Apart from increased earnings, they work fewer hours on average than they used to when their farms only produced enough for family use and gifts for friends during visits. Because of the thin yields, they said, there was little room to think about making money from their plots.

But now a group of 2,700 farmers spread across Molo, Kuresoi North and Kuresoi South sub-counties are reporting improved living standards after changing tack, according to members who spoke with the Business Daily. This is after they were trained by Groots Kenya Association in collaboration with the Ministry of Agriculture.

“It is no longer about growing vegetables to feed yourself or gift to friends, relatives and neighbours during visits, but making money out of it,” says Ms Margaret Njeri, one of the farmers from Elburgon in Molo.

Doing things differently, they say, has given them a way around the challenges of tilling tiny plots. For example, Ms Njeri grows vegetables in sacks, leaving her with ample space in the kitchen garden to grow other crops. She says her weekly earnings have increased since adopting the new farming method in July 2012.

“Each sack can take 60 pieces of sukuma wiki (kale) or spinach. Three of them make a sizeable kitchen garden. In the rest of the space, I grow onions and beetroot.”

Most of the members have at least an acre of land on which they grow oranges, lemons, tree tomatoes, pumpkins, courgettes, green peas, egg plants, avocados, beetroots, tomatoes, onions, spinach and kale. Ms Njeri is part of a lobby group of 19 women called Golden Ladies which they use to get better markets for their horticultural produce.

“We collect the vegetables or any other horticultural produce from each farmer weekly and supply our customers, who include wholesale traders and hotels,” she says. As a group, they can negotiate for better gate prices as opposed to dealing with brokers individually.

“In a week, I can make Sh2,000 against the Sh200 I used to earn from selling only sukuma wiki,” she says.

Ms Anne Wachira, another farmer from Nyota Ward in Kuresoi North, says she is reaping a tidy profit from her piece of land.

“I was more into potato farming and had little knowledge on how much I could make from growing more profitable crops in just one acre until I got the training on agribusiness,” says Ms Wachira, who is also the treasurer of Golden Ladies. She is saving to buy more land to expand her farming activities.

Balanced diet

Ms Nancy Kirui, a dairy farmer, says she no longer feeds her cows on Napier grass alone, but has identified more nutritious lucerne, calliandra and dried Kikuyu grass.

“The knowledge that calliandra provides the roughage that the dairy cows need to produce milk changed how I handle my cows.
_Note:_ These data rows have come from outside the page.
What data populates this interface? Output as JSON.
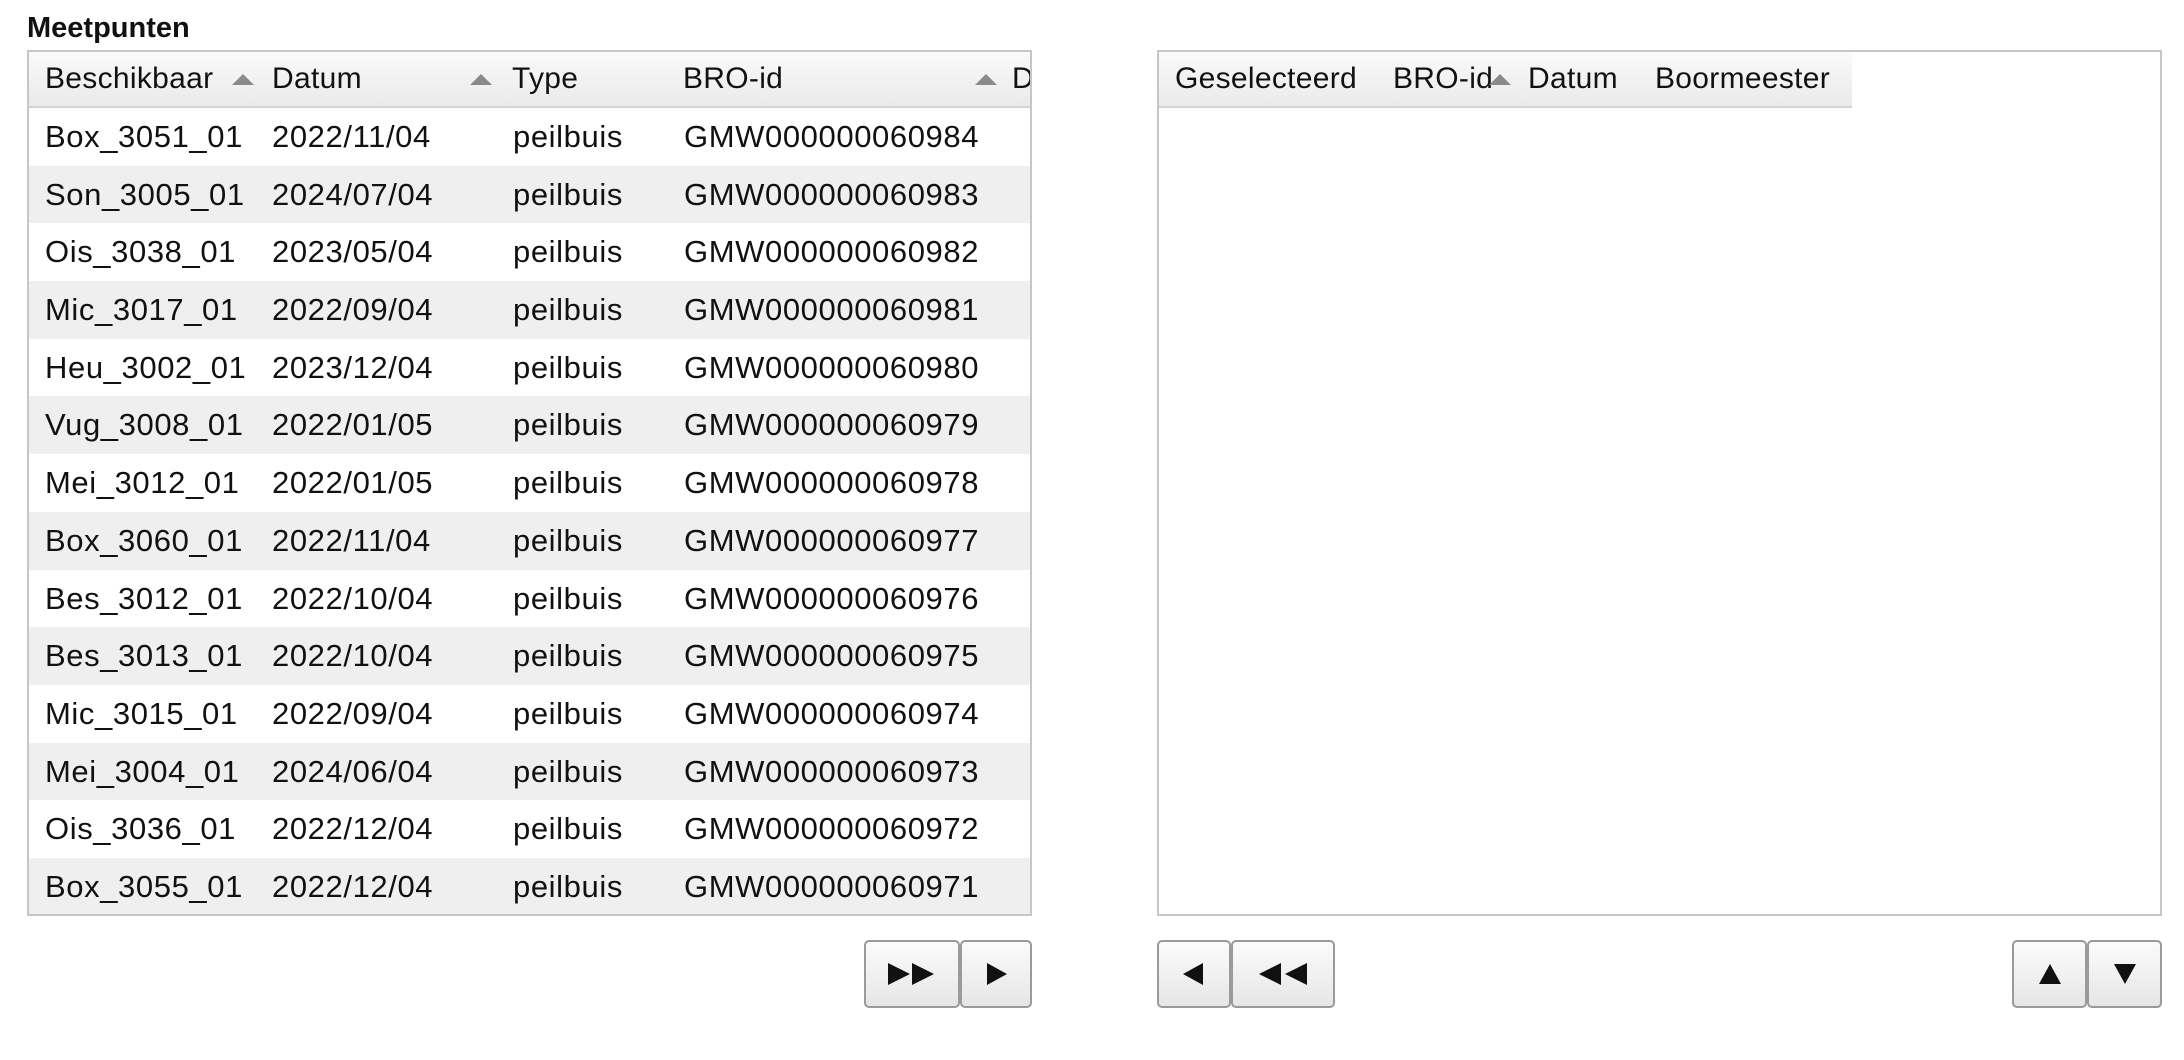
{
  "section": {
    "title": "Meetpunten"
  },
  "left_table": {
    "columns": [
      {
        "key": "beschikbaar",
        "label": "Beschikbaar",
        "sorted": true
      },
      {
        "key": "datum",
        "label": "Datum",
        "sorted": true
      },
      {
        "key": "type",
        "label": "Type",
        "sorted": false
      },
      {
        "key": "bro_id",
        "label": "BRO-id",
        "sorted": true
      },
      {
        "key": "d",
        "label": "D",
        "sorted": false
      }
    ],
    "rows": [
      {
        "beschikbaar": "Box_3051_01",
        "datum": "2022/11/04",
        "type": "peilbuis",
        "bro_id": "GMW000000060984"
      },
      {
        "beschikbaar": "Son_3005_01",
        "datum": "2024/07/04",
        "type": "peilbuis",
        "bro_id": "GMW000000060983"
      },
      {
        "beschikbaar": "Ois_3038_01",
        "datum": "2023/05/04",
        "type": "peilbuis",
        "bro_id": "GMW000000060982"
      },
      {
        "beschikbaar": "Mic_3017_01",
        "datum": "2022/09/04",
        "type": "peilbuis",
        "bro_id": "GMW000000060981"
      },
      {
        "beschikbaar": "Heu_3002_01",
        "datum": "2023/12/04",
        "type": "peilbuis",
        "bro_id": "GMW000000060980"
      },
      {
        "beschikbaar": "Vug_3008_01",
        "datum": "2022/01/05",
        "type": "peilbuis",
        "bro_id": "GMW000000060979"
      },
      {
        "beschikbaar": "Mei_3012_01",
        "datum": "2022/01/05",
        "type": "peilbuis",
        "bro_id": "GMW000000060978"
      },
      {
        "beschikbaar": "Box_3060_01",
        "datum": "2022/11/04",
        "type": "peilbuis",
        "bro_id": "GMW000000060977"
      },
      {
        "beschikbaar": "Bes_3012_01",
        "datum": "2022/10/04",
        "type": "peilbuis",
        "bro_id": "GMW000000060976"
      },
      {
        "beschikbaar": "Bes_3013_01",
        "datum": "2022/10/04",
        "type": "peilbuis",
        "bro_id": "GMW000000060975"
      },
      {
        "beschikbaar": "Mic_3015_01",
        "datum": "2022/09/04",
        "type": "peilbuis",
        "bro_id": "GMW000000060974"
      },
      {
        "beschikbaar": "Mei_3004_01",
        "datum": "2024/06/04",
        "type": "peilbuis",
        "bro_id": "GMW000000060973"
      },
      {
        "beschikbaar": "Ois_3036_01",
        "datum": "2022/12/04",
        "type": "peilbuis",
        "bro_id": "GMW000000060972"
      },
      {
        "beschikbaar": "Box_3055_01",
        "datum": "2022/12/04",
        "type": "peilbuis",
        "bro_id": "GMW000000060971"
      }
    ]
  },
  "right_table": {
    "columns": [
      {
        "key": "geselecteerd",
        "label": "Geselecteerd",
        "sorted": false
      },
      {
        "key": "bro_id",
        "label": "BRO-id",
        "sorted": true
      },
      {
        "key": "datum",
        "label": "Datum",
        "sorted": false
      },
      {
        "key": "boormeester",
        "label": "Boormeester",
        "sorted": false
      }
    ],
    "rows": []
  },
  "buttons": {
    "add_all": {
      "icon": "double-right-arrow-icon"
    },
    "add_selected": {
      "icon": "right-arrow-icon"
    },
    "remove_selected": {
      "icon": "left-arrow-icon"
    },
    "remove_all": {
      "icon": "double-left-arrow-icon"
    },
    "move_up": {
      "icon": "up-arrow-icon"
    },
    "move_down": {
      "icon": "down-arrow-icon"
    }
  }
}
The realisation that even cows need a balanced diet has made me a wiser dairy farmer.

“Depending on the weather, I now get an average of 10 litres up from the previous two, which I sell to hotels in Nakuru town,” she says.

Ms Maureen Bahati, the Groots project officer, says that women in rural areas have little information on how to improve agricultural productivity despite having the capability to increase yields. “Rural women farmers concentrate more on subsistence farming than commercial farming. They do not know that whatever they have on their farms is actually wealth.
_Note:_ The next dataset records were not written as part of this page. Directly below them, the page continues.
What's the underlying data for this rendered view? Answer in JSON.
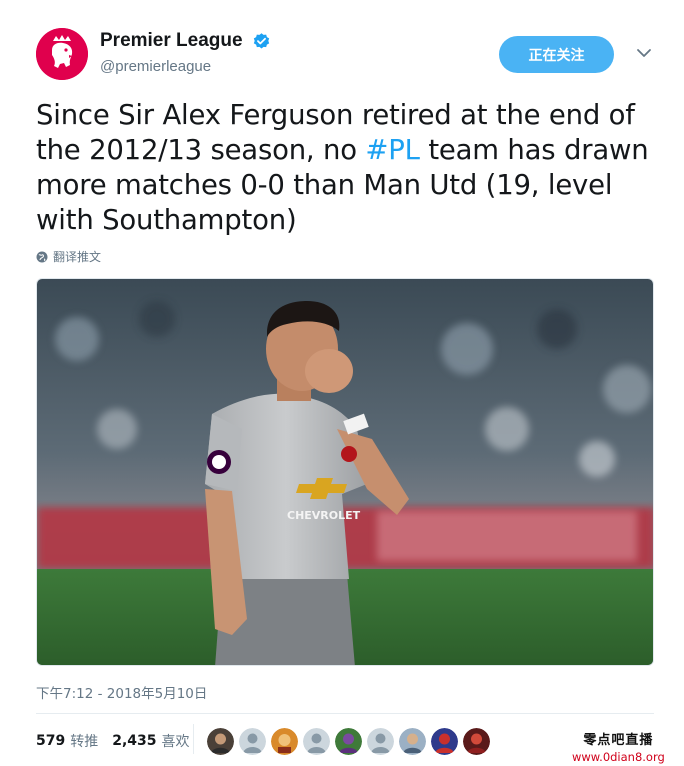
{
  "header": {
    "display_name": "Premier League",
    "handle": "@premierleague",
    "follow_label": "正在关注",
    "verified": true
  },
  "tweet": {
    "text_before": "Since Sir Alex Ferguson retired at the end of the 2012/13 season, no ",
    "hashtag": "#PL",
    "text_after": " team has drawn more matches 0-0 than Man Utd (19, level with Southampton)",
    "translate_label": "翻译推文"
  },
  "media": {
    "shirt_sponsor": "CHEVROLET"
  },
  "timestamp": "下午7:12 - 2018年5月10日",
  "stats": {
    "retweets_count": "579",
    "retweets_label": "转推",
    "likes_count": "2,435",
    "likes_label": "喜欢"
  },
  "likers": [
    "liker-1",
    "liker-2",
    "liker-3",
    "liker-4",
    "liker-5",
    "liker-6",
    "liker-7",
    "liker-8",
    "liker-9"
  ],
  "watermark": {
    "text": "零点吧直播",
    "url": "www.0dian8.org"
  },
  "colors": {
    "accent": "#1da1f2",
    "follow_button": "#4ab3f4",
    "brand": "#e0004d"
  },
  "icons": {
    "verified": "verified-badge-icon",
    "caret": "chevron-down-icon",
    "translate": "globe-icon"
  }
}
“We therefore sought to engage them on ways they can transform themselves into agricultural entrepreneurs. We have trained 2,700 women farmers in Nakuru County and they are now reaping the benefits,” she says.

She notes that rural farmers need access to agricultural information to increase their participation in crop and dairy production, which in the long term will boost the country’s food security.

Ms Pauline Maina, an officer with the Ministry of Agriculture, says it is only by helping women appreciate that farming is business that they can be freed from the vicious cycle of poverty. Ms Maina, who is a trainer in agribusiness, says rural women farmers, who make up the largest percentage of the workforce in the farms, are limited by the perception that agriculture is about food for the family.

“Women work hard in the farms but after harvesting they are quick to give out the produce without thinking much about the effort and the money they have invested in the production.

Experience and education

“Whatever is in their farms is their source of wealth. They must be able to make money out of it at all times,” she says.

In Kenya, women comprise 80 per cent of rural farmers, according to the Food and Agriculture Organisation. However, what they produce is little compared to the men and this can only improve if they have equal access to inputs and services, Ms Maina says.

FAO indicates that yields among women farmers could increase by nine to 24 per cent if they had the same experience, education and inputs as men.